Die Evolution der Landpflanzen und die Entwicklung der terrestrischen Ökosysteme sind eng miteinander verbunden. Der Landgang der Pflanzen im frühen Paläozoikum, die rasche Entwicklung der Floren im Devon sowie die Entstehung und Evolution der Angiospermen (Bedecktsamer) in der Kreide haben die terrestrischen Ökosysteme nachhaltig und vor allem ganzheitlich geprägt. Landpflanzen gingen seit jeher vielfältige Wechselbeziehungen mit Mikroorganismen, Insekten und anderen Tieren ein, gestalteten und veränderten Ökosysteme und beeinflußten das Klima der Erde.

In der Arbeitsgruppe von Alexander Schmidt werden die Landpflanzen der Erdgeschichte daher in engem Bezug zu ihrer Umwelt betrachtet. Forschungsschwerpunkte sind niedere und höhere Pflanzen sowie Pilze terrestrischer Paläoökosysteme. Die Untersuchung von Bernsteineinschlüssen spielt hierbei eine besondere Rolle, denn in fossilen Harzen sind auch Taxa überliefert, die sonst weitgehend oder gänzlich im Fossilbeleg fehlen. In Bernsteinen wurden Kryptogamen und Phanerogamen an ihrem Wuchsort und zusammen mit diversen anderen Organismen konserviert. Die exzellente Erhaltung, die häufige Überlieferung verschiedener Entwicklungsstadien von Organismen und die Möglichkeit, Rückschlüsse auf Wechselbeziehungen ziehen zu können, prädestinieren Bernsteinfossilien für die Paläoökosystemforschung.

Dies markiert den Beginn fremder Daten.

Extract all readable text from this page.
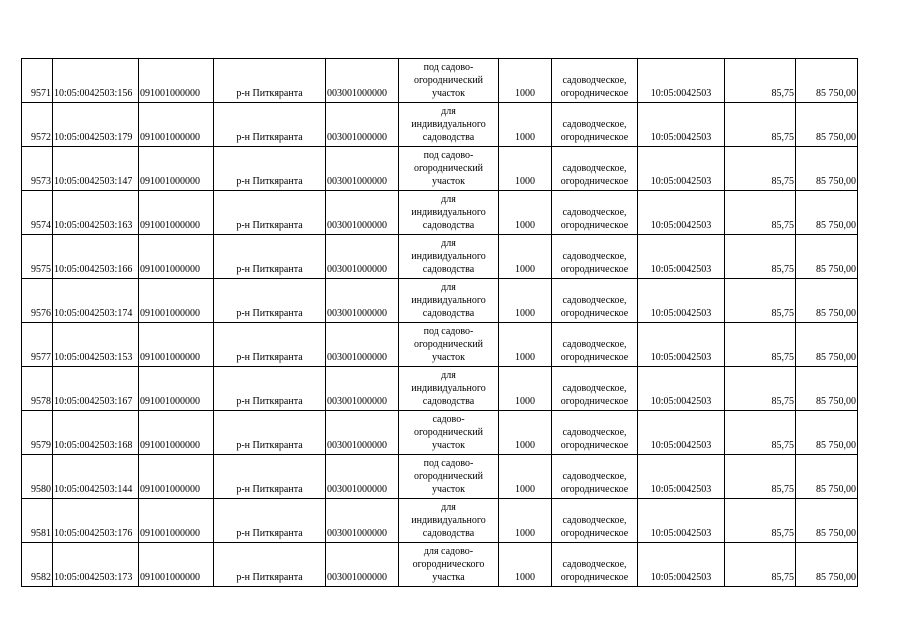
9571	10:05:0042503:156	091001000000	р-н Питкяранта	003001000000	под садово-
огороднический
участок	1000	садоводческое,
огородническое	10:05:0042503	85,75	85 750,00
9572	10:05:0042503:179	091001000000	р-н Питкяранта	003001000000	для
индивидуального
садоводства	1000	садоводческое,
огородническое	10:05:0042503	85,75	85 750,00
9573	10:05:0042503:147	091001000000	р-н Питкяранта	003001000000	под садово-
огороднический
участок	1000	садоводческое,
огородническое	10:05:0042503	85,75	85 750,00
9574	10:05:0042503:163	091001000000	р-н Питкяранта	003001000000	для
индивидуального
садоводства	1000	садоводческое,
огородническое	10:05:0042503	85,75	85 750,00
9575	10:05:0042503:166	091001000000	р-н Питкяранта	003001000000	для
индивидуального
садоводства	1000	садоводческое,
огородническое	10:05:0042503	85,75	85 750,00
9576	10:05:0042503:174	091001000000	р-н Питкяранта	003001000000	для
индивидуального
садоводства	1000	садоводческое,
огородническое	10:05:0042503	85,75	85 750,00
9577	10:05:0042503:153	091001000000	р-н Питкяранта	003001000000	под садово-
огороднический
участок	1000	садоводческое,
огородническое	10:05:0042503	85,75	85 750,00
9578	10:05:0042503:167	091001000000	р-н Питкяранта	003001000000	для
индивидуального
садоводства	1000	садоводческое,
огородническое	10:05:0042503	85,75	85 750,00
9579	10:05:0042503:168	091001000000	р-н Питкяранта	003001000000	садово-
огороднический
участок	1000	садоводческое,
огородническое	10:05:0042503	85,75	85 750,00
9580	10:05:0042503:144	091001000000	р-н Питкяранта	003001000000	под садово-
огороднический
участок	1000	садоводческое,
огородническое	10:05:0042503	85,75	85 750,00
9581	10:05:0042503:176	091001000000	р-н Питкяранта	003001000000	для
индивидуального
садоводства	1000	садоводческое,
огородническое	10:05:0042503	85,75	85 750,00
9582	10:05:0042503:173	091001000000	р-н Питкяранта	003001000000	для садово-
огороднического
участка	1000	садоводческое,
огородническое	10:05:0042503	85,75	85 750,00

Fossile Harze verschiedener Erdzeitalter aus aller Welt werden nach Einschlüssen von Pilzen, Algen, Moospflanzen, Protozoen und Resten höherer Pflanzen durchsucht. Die wissenschaftliche Bearbeitung von Fossilien verschiedenster Organismengruppen gestattet umfassende Einblicke in die Lebewelt mesozoischer und känozoischer Wälder. Vertreter der sonst eher selten überlieferten unteren trophischen Ebenen der terrestrischen Paläoökosysteme werden schwerpunktmäßig untersucht. Es werden Fragen zur Stabilität von Mikrobiozönosen und zu den Wechselbeziehungen von höheren Landpflanzen mit Mikroorganismen und Tieren bearbeitet und es werden Rückschlüsse auf Biozönosen und Nahrungsnetze gezogen.

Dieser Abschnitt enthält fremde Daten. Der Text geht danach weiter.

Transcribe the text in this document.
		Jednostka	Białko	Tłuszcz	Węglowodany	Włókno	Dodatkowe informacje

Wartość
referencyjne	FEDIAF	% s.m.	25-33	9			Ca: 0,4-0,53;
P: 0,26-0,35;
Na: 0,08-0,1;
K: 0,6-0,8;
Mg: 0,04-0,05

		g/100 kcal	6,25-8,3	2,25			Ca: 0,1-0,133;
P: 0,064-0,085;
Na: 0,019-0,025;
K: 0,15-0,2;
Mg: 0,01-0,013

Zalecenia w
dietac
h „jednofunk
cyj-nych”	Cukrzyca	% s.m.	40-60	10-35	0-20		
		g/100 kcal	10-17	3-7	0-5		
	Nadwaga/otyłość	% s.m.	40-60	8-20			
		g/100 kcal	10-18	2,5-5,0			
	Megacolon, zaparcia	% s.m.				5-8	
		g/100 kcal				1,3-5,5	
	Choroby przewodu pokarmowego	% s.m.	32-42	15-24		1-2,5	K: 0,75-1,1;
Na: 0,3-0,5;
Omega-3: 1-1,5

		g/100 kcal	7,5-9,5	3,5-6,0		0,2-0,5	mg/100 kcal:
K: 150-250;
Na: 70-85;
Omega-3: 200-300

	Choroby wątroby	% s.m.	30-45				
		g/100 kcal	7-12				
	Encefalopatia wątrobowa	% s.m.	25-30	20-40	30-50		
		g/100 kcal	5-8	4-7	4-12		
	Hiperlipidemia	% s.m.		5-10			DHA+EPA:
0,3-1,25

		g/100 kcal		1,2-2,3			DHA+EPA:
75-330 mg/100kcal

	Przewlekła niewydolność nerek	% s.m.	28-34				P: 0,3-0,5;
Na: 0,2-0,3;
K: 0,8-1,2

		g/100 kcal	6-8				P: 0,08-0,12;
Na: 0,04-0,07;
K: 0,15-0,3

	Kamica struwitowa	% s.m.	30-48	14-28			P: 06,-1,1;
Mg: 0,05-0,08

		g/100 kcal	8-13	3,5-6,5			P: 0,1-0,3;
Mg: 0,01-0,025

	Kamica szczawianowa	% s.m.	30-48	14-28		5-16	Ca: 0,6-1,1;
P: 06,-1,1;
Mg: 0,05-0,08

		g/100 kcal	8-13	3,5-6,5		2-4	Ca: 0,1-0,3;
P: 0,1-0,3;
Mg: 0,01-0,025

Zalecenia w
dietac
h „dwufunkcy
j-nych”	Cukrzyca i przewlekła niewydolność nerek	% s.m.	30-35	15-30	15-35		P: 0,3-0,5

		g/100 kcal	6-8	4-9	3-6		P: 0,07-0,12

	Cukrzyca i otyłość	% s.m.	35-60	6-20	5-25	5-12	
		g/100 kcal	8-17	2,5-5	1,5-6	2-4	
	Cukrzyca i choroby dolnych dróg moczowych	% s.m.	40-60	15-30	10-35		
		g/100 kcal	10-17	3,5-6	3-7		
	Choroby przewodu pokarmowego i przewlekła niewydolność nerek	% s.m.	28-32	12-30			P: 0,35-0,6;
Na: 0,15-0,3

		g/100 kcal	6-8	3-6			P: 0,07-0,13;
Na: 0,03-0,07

Die oftmals exzellente Erhaltung von Weichkörperorganismen in Bernsteinen erlaubt den direkten Vergleich mit morphologisch bestimmbaren rezenten Taxa auf Gattungs- und Artebene. Vertreter von Gruppen, deren Fossilbeleg bisher spärlich war, können daher nun in interdisziplinäre Studien einbezogen werden, die morphologische und molekulare Aspekte verbinden. Molekulare Phylogenien, die auf DNA-Sequenzanalysen rezenter Taxa basieren, werden mit gut datierten Bernsteinfossilien kalibriert, um präzisere Einblicke in die Entstehungszeiten und Evolutionsraten von Organismengruppen zu bekommen. Verschiedene Gattungen der Lebermoose und der Schlauchpilze sind hierbei Schwerpunkte derzeitiger Untersuchungen. Die Ergebnisse werden helfen, Stabilität und Wandel terrestrischer Ökosysteme im Meso- und Känozoikum zu verstehen.